BENGKULU — Jakarta, CNN Indonesia — Keputusan Barcelona mengontrak Rodri hingga 2030 pada Rabu (19/8) bukan sekadar menambah amunisi, melainkan sinyal perombakan hierarki di lini tengah. Pelatih Hansi Flick kini punya opsi utama baru yang diproyeksikan menjadi fondasi permainan, sekaligus menekan dua nama besar yang selama ini menjadi langganan starter.

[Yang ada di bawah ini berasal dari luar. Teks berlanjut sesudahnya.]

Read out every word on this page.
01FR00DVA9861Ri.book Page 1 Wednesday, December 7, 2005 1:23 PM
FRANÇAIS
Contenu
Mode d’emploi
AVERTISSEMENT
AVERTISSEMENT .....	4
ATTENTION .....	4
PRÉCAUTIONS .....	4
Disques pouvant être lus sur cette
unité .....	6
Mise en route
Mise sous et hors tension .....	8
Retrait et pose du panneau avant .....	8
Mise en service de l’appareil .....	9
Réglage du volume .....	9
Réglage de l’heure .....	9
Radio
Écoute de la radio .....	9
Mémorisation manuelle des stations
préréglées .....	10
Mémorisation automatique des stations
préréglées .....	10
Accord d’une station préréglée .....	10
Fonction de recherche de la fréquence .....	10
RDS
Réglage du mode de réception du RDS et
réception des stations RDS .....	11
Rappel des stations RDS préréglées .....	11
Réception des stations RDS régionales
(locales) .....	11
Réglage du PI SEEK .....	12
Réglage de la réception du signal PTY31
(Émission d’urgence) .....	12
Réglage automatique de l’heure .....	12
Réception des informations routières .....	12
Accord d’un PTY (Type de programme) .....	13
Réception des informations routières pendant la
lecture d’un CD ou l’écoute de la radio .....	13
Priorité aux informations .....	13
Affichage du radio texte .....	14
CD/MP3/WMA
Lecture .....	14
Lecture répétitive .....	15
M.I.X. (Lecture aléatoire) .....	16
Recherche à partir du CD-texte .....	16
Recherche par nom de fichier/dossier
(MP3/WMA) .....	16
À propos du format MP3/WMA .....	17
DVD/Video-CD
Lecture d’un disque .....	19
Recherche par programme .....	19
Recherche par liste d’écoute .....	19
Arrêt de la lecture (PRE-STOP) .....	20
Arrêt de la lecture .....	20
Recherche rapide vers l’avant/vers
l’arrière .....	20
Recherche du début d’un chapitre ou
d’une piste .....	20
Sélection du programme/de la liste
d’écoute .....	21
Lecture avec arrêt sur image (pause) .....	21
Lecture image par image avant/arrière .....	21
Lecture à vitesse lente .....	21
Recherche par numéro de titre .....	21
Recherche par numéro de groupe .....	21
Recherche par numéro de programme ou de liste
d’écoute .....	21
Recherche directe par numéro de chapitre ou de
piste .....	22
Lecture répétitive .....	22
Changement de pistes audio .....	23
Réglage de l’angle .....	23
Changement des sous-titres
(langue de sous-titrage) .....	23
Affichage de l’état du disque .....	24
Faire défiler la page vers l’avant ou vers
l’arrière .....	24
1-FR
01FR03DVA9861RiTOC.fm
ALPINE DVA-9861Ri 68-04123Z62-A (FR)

Dampak paling terasa dialami Frenkie de Jong. Gelandang asal Belanda itu masih dalam masa pemulihan cedera lutut, dan saat kembali fit nanti, ia tidak akan langsung otomatis masuk susunan pemain utama. Rodri diprediksi mengisi pos gelandang tengah bersama Pedri, membuat De Jong harus bersaing ketat untuk sekadar mendapatkan tempat di bangku cadangan.
Namun, kehadiran Rodri membuat posisi Gavi kembali terancam. Persaingan di lini tengah Barcelona kini semakin padat, dengan nama-nama seperti Pedri, Dani Olmo, Marc Bernal, dan Fermin Lopez ikut memperebutkan tempat. Gavi tidak lagi hanya berhadapan dengan De Jong, melainkan harus membuktikan diri di antara deretan gelandang berkualitas.
Bagi De Jong, tantangannya lebih berat. Ia harus membuktikan kebugaran dan performa terbaiknya setelah cedera, sebuah tugas yang sulit mengingat Rodri sedang berada di puncak kariernya. Menggeser pemain sekaliber Rodri dari posisi inti bukanlah perkara mudah.
Keputusan Barcelona ini menunjukkan ambisi besar klub untuk kembali mendominasi Eropa. Dengan lini tengah yang kini bertabur bintang, Flick memiliki fleksibilitas taktik yang lebih luas. Namun, konsekuensinya, dua pemain yang sebelumnya dianggap pilar kini harus berjuang ekstra untuk sekadar masuk dalam daftar susunan pemain.